Evi Zemanek


Lost in Information?

Ein Beitrag der Linguistik zum Fortschritt im Datenmanagement

 

Rezension zu: Matthias Wagner: Text Mining für die Nachrichtenbeobachtung. Mit linguistischem Know-how zu einem computergestützten Pressespiegel-Modell, VDM Verlag Dr. Müller, Saarbrücken 2007.

Unsere Nachrichtenmedien überfluten uns täglich mit einer Unmenge kaum überblickbarer Neuigkeiten aus Politik, Wirtschaft, Forschung, Kultur und Sport. Das explosionsartig wachsende world wide web und die stetige Weiterentwicklung moderner Kommunika­tions­technik ist kein reiner Segen unseres so genannten Informationszeitalters. Denn für viele Organisationen stellen die Nachrichtenmedien eine ganz und gar unentbehrliche Informationsressource dar. Zahlreiche Unternehmen haben deshalb Lektorate eingerichtet, die den Blätterwald durchforsten und relevante Texte zu einem Pressespiegel zusammenstellen. Zwar erleichtern statistisch verfahrende Suchmaschinen, die einen Überblick über sämtliche Internet-Pressetexte zu einem bestimmten Schlagwort bieten, diese Arbeit, doch sind sie verbesserungsfähig.
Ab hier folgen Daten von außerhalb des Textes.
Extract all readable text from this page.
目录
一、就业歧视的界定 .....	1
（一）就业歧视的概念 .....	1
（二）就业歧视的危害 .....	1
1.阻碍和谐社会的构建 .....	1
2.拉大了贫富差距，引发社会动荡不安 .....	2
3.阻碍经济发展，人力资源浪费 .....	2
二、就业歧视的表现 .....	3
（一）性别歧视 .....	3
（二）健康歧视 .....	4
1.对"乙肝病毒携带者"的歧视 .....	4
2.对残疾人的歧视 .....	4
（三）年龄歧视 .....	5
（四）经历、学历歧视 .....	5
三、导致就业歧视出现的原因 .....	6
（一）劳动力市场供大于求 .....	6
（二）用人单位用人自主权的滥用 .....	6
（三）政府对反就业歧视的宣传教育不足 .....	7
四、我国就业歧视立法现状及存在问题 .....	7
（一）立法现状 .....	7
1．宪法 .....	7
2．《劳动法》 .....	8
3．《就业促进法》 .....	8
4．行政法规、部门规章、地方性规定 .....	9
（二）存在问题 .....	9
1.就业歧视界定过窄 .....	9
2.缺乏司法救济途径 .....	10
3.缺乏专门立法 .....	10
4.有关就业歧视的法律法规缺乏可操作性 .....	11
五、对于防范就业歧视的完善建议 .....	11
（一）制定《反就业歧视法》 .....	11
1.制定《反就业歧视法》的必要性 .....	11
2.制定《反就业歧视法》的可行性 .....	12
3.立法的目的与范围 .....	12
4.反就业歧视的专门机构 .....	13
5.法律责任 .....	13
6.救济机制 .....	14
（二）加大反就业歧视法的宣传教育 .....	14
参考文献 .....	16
Matthias Wagner sucht in seiner Studie nach Wegen, der Informationsflut mithilfe von Computerprogrammen Herr zu werden, die für den Benutzer die Spreu vom Weizen trennen, das heißt: das jeweils Relevante selektieren. Die Entwicklung von Verfahren, die eine zuverlässige, benutzerspezifische Datenrecherche ermöglichen, ist eine so große Herausforderung, dass gar von einer ‚zweiten Gutenbergschen Revolution’ gesprochen wird: Sie zielt darauf ab, mit technologischen und linguistischen Mitteln aus riesigen Textmengen am PC die gewünschte Information zutage zu fördern – ein Vorgang, der passenderweise ‚data mining’ genannt wird. Wagner macht deutlich, dass der Linguistik bei dieser Revolution eine Schlüsselrolle zukommen soll.

„Computers cannot understand language“ konstatiert man zwar auch heute noch in Übereinstimmung mit Searles Anfang der achtziger Jahre vorgebrachten These (dem so genannten ‚Chinese Room Argument’). Dennoch können spezielle Computerprogramme mit durchaus nützlichen Antworten auf spezifische Benutzerfragen reagieren, so Wagner. Besonders gewinnbringend könnten spracherkennende Computersysteme im Bereich des Information Retrieval eingesetzt werden.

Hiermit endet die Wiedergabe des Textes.